D 16 juillet 2021     H 05:00     A     C 0 messages


The ancient Benin empire was a formidable trading nation and was respected by all of its peers. At the height of its powers in the 15th–16th centuries, some historians believe the empire stretched as far as modern-day Ghana and Togo. During the 16th–18th centuries Lagos was a colonised vassal city-state and slave port for the ancient Benin empire.

One of the empire’s most powerful warrior kings, Oba Ozolua, ruled between 1481 and 1514 — and his thirst for new territory and wealth meant he needed a massive army. Ozolua’s problem wasn’t whether slavery was morally wrong — but rather how he could gain the revenue of slave trading without depleting the men he needed for his armies. So he created parallel markets for male and female slaves in the kingdom, deliberately under-supplying the male market. Later on, Ozolua banned the export of male slaves entirely and sold only women, a practice that continued long after his reign ended. Even when slavery was abolished in 1833, smuggling women was seen as profitable.
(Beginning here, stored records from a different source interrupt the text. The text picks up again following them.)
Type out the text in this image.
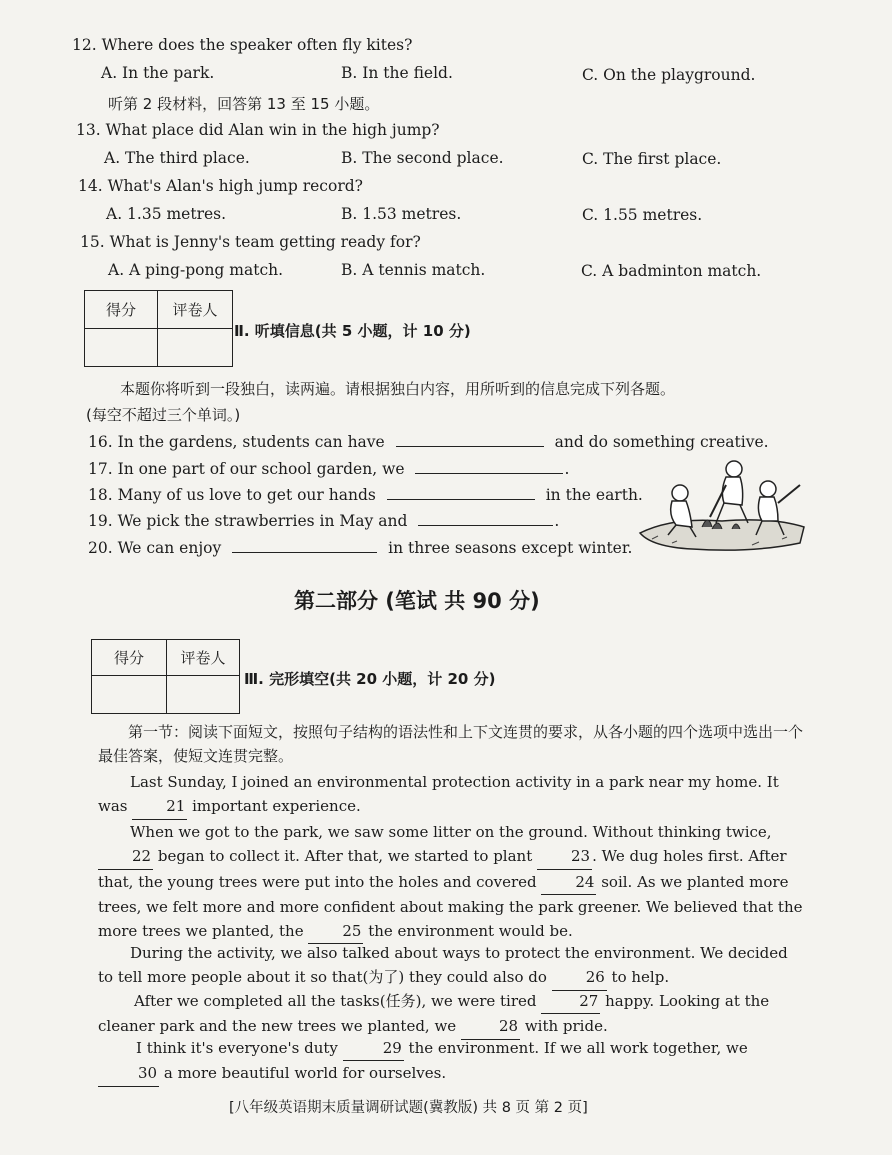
12. Where does the speaker often fly kites?
A. In the park.	B. In the field.	C. On the playground.
听第 2 段材料，回答第 13 至 15 小题。
13. What place did Alan win in the high jump?
A. The third place.	B. The second place.	C. The first place.
14. What's Alan's high jump record?
A. 1.35 metres.	B. 1.53 metres.	C. 1.55 metres.
15. What is Jenny's team getting ready for?
A. A ping-pong match.	B. A tennis match.	C. A badminton match.
得分	评卷人

Ⅱ. 听填信息(共 5 小题，计 10 分)
本题你将听到一段独白，读两遍。请根据独白内容，用所听到的信息完成下列各题。
(每空不超过三个单词。)
16. In the gardens, students can have	and do something creative.
17. In one part of our school garden, we	.
18. Many of us love to get our hands	in the earth.
19. We pick the strawberries in May and	.
20. We can enjoy	in three seasons except winter.
第二部分 (笔试 共 90 分)
得分	评卷人

Ⅲ. 完形填空(共 20 小题，计 20 分)
第一节：阅读下面短文，按照句子结构的语法性和上下文连贯的要求，从各小题的四个选项中选出一个最佳答案，使短文连贯完整。
Last Sunday, I joined an environmental protection activity in a park near my home. It was 21 important experience.
When we got to the park, we saw some litter on the ground. Without thinking twice, 22 began to collect it. After that, we started to plant 23 . We dug holes first. After that, the young trees were put into the holes and covered 24 soil. As we planted more trees, we felt more and more confident about making the park greener. We believed that the more trees we planted, the 25 the environment would be.
During the activity, we also talked about ways to protect the environment. We decided to tell more people about it so that(为了) they could also do 26 to help.
After we completed all the tasks(任务), we were tired	27 happy. Looking at the cleaner park and the new trees we planted, we	28 with pride.
I think it's everyone's duty	29 the environment. If we all work together, we 30 a more beautiful world for ourselves.
[八年级英语期末质量调研试题(冀教版) 共 8 页 第 2 页]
The human trafficking supply chain continues today. Despite making up less than 2% of the Nigerian population, the state of Edo 120 miles east of Lagos was responsible for about half the nation’s human trafficking victims as of 2020. Edo isn’t ideally placed to be a trafficking hub. It has no direct borders with the Gulf of Guinea. Nor does it have borders with Nigeria’s neighbours — Benin Republic, Chad, Niger or Cameroon. But its roots in slavery go back centuries. Madams, often middle-class women replace the royal slave merchants.

“The long-term effect of that from a cultural viewpoint is that’s what makes people from Edo state more likely to send their daughters out to prostitution in foreign lands,” says Cheta Nwanze, head of research at SBM Intelligence, a Lagos-based sociopolitical risk advisory firm.

According to the International Organization for Migration, 5,425 women went from Nigeria to Italy in 2016. Eighty percent were thought to be potential victims of trafficking, and 94 percent were from Edo state. Benin City, the capital of Edo state, saw only 34 convictions of human traffickers.

The sordid legacy of King Ozolua is the devaluation of women and it continues to this day.